Editorial

Je ne sais si c’est dû à l’approche du printemps, mais plusieurs collaborateurs du Pamphlet ont choisi la brièveté. Nous vous proposons donc un «numéro de Pâques» plutôt léger. Cela dit, parlons votation..

Le 19 mai, les Suisses seront appelés à se prononcer pour ou contre la nouvelle loi sur les armes. La campagne bat son plein, avec son lot d’exagérations et de contre-vérités.

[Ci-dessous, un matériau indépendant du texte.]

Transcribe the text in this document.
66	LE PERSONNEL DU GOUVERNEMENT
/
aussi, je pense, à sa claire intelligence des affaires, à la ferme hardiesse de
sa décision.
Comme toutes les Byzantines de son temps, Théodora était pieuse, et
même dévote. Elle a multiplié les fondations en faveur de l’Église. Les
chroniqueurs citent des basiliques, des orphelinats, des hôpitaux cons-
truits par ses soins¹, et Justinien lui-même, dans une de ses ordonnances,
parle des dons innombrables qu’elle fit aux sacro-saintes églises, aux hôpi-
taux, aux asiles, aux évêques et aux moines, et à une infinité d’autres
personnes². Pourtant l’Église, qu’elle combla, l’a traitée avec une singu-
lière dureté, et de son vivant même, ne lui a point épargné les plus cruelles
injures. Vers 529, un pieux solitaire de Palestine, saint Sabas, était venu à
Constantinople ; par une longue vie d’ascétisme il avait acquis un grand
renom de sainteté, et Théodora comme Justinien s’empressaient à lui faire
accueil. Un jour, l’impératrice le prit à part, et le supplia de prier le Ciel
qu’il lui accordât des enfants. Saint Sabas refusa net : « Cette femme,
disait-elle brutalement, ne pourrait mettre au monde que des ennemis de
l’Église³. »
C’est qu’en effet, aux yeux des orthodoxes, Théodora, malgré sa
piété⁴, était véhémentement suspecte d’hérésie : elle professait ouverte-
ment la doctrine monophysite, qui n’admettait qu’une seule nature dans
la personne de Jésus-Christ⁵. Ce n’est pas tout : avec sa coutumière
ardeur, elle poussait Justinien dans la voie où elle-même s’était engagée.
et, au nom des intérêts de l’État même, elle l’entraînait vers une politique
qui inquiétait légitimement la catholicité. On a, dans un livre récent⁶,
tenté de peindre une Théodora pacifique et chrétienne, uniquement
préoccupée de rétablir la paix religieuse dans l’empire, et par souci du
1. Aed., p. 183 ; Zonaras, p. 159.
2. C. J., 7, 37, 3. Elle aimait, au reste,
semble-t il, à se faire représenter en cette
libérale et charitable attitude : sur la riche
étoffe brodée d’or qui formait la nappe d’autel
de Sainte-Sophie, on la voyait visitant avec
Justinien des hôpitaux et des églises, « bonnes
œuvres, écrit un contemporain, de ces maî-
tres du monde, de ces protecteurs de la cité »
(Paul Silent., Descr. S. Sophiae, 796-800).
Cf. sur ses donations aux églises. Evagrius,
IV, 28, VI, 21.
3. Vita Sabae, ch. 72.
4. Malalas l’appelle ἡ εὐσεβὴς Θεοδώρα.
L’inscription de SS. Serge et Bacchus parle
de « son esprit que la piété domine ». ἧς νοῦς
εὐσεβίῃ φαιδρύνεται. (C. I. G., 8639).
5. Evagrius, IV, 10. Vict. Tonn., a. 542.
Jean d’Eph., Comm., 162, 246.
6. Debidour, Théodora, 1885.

Dans la rubrique L’invité de 24 heures du 4 avril, M. Philippe Miauton, directeur adjoint de la Chambre vaudoise du commerce et de l’industrie, monte au créneau en faveur de la nouvelle loi concoctée à Berne pour complaire à l’Union européenne et éviter que celle-ci ne nous exclue des accords de Schengen et de Dublin.

 Dans un premier temps, M. Miauton fait remarquer, non sans raison, que l’adoption de cette loi ne serait pas un désastre irréparable pour les tireurs de notre pays.

Ensuite, il entreprend de nous annoncer les dommages irrémédiables qu’engendrerait pour la Suisse un «non» à la loi sur les armes.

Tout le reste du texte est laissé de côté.